Ans. The primary types of number systems used in mathematics include the natural number system (N), which consists of all positive integers starting from 1; the whole number system (W), which includes all natural numbers plus zero; the integer number system (Z), which includes all positive and negative whole numbers; the rational number system (Q), which consists of numbers that can be expressed as the quotient of two integers; the irrational number system, which includes numbers that cannot be expressed as a simple fraction (such as √2); and the real number system (R), which encompasses both rational and irrational numbers. Additionally, there is the complex number system (C), which includes all numbers of the form a + bi, where a and b are real numbers and i is the imaginary unit.
$2. How do you convert a decimal number to binary?
Ans. To convert a decimal number to binary, you can use the division by 2 method. Start by dividing the decimal number by 2 and record the quotient and the remainder. Continue dividing the quotient by 2 until the quotient becomes 0. The binary representation is formed by reading the remainders in reverse order (from bottom to top). For example, to convert the decimal number 13: 1. 13 ÷ 2 = 6, remainder 1 2. 6 ÷ 2 = 3, remainder 0 3. 3 ÷ 2 = 1, remainder 1 4. 1 ÷ 2 = 0, remainder 1 Reading the remainders from bottom to top gives us 1101, which is the binary representation of the decimal number 13.
$3. What is the significance of the number '0' in the number system?
Ans. The number '0' plays a critical role in the number system as it serves multiple functions. Firstly, it acts as a placeholder in positional number systems, allowing for the accurate representation of larger numbers (e.g., distinguishing between 10 and 100). Secondly, it is the additive identity, meaning that any number added to zero remains unchanged (e.g., a + 0 = a). Thirdly, zero indicates the absence of quantity, which is fundamental in mathematics for defining negative numbers and understanding concepts like null value or equilibrium. Finally, in the context of algebra, zero is essential in solving equations, as it helps identify roots and critical points of functions.
$4. What are rational and irrational numbers, and how do they differ?

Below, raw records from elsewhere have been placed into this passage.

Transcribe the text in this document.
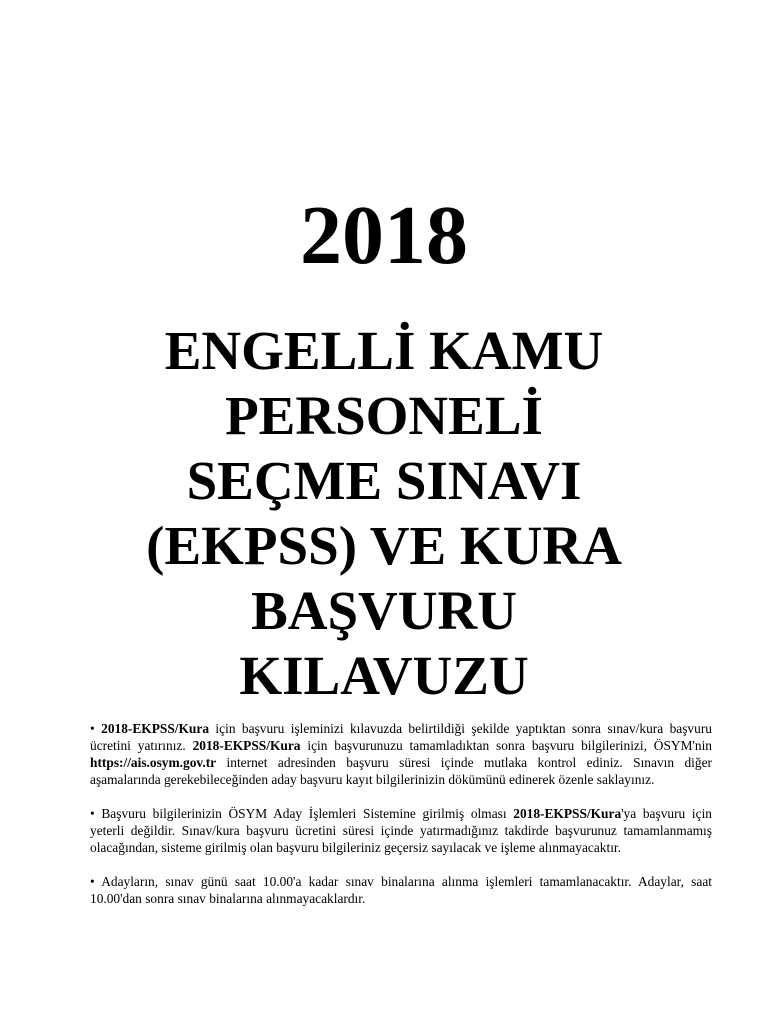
2018
ENGELLİ KAMU
PERSONELİ
SEÇME SINAVI
(EKPSS) VE KURA
BAŞVURU
KILAVUZU

• 2018-EKPSS/Kura için başvuru işleminizi kılavuzda belirtildiği şekilde yaptıktan sonra sınav/kura başvuru ücretini yatırınız. 2018-EKPSS/Kura için başvurunuzu tamamladıktan sonra başvuru bilgilerinizi, ÖSYM'nin https://ais.osym.gov.tr internet adresinden başvuru süresi içinde mutlaka kontrol ediniz. Sınavın diğer aşamalarında gerekebileceğinden aday başvuru kayıt bilgilerinizin dökümünü edinerek özenle saklayınız.

• Başvuru bilgilerinizin ÖSYM Aday İşlemleri Sistemine girilmiş olması 2018-EKPSS/Kura'ya başvuru için yeterli değildir. Sınav/kura başvuru ücretini süresi içinde yatırmadığınız takdirde başvurunuz tamamlanmamış olacağından, sisteme girilmiş olan başvuru bilgileriniz geçersiz sayılacak ve işleme alınmayacaktır.

• Adayların, sınav günü saat 10.00'a kadar sınav binalarına alınma işlemleri tamamlanacaktır. Adaylar, saat 10.00'dan sonra sınav binalarına alınmayacaklardır.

Ans. Rational numbers are defined as numbers that can be expressed as the quotient or fraction of two integers, where the denominator is not zero (e.g., 1/2, 3, -4). They can be terminating or repeating decimals. In contrast, irrational numbers cannot be expressed as a simple fraction; their decimal representations are non-terminating and non-repeating (e.g., π, √2). The key difference lies in their representation: while rational numbers can be expressed as ratios of integers, irrational numbers cannot, making them fundamental in various mathematical analyses and applications.
$5. How does the number system apply to real-life situations?
Ans. The number system is essential in numerous real-life applications. For instance, it is used in finance for managing budgets, calculating interest rates, and tracking expenses. In technology, binary and decimal systems form the backbone of computing, where binary code (0s and 1s) is used to process data. Measurement systems rely on numbers to quantify physical properties, such as weight, distance, and temperature. In everyday life, we use numbers to keep time, count items, and make decisions based on quantitative data. Overall, the number system is integral to various fields, including science, economics, engineering, and daily activities, facilitating communication and understanding of numerical information.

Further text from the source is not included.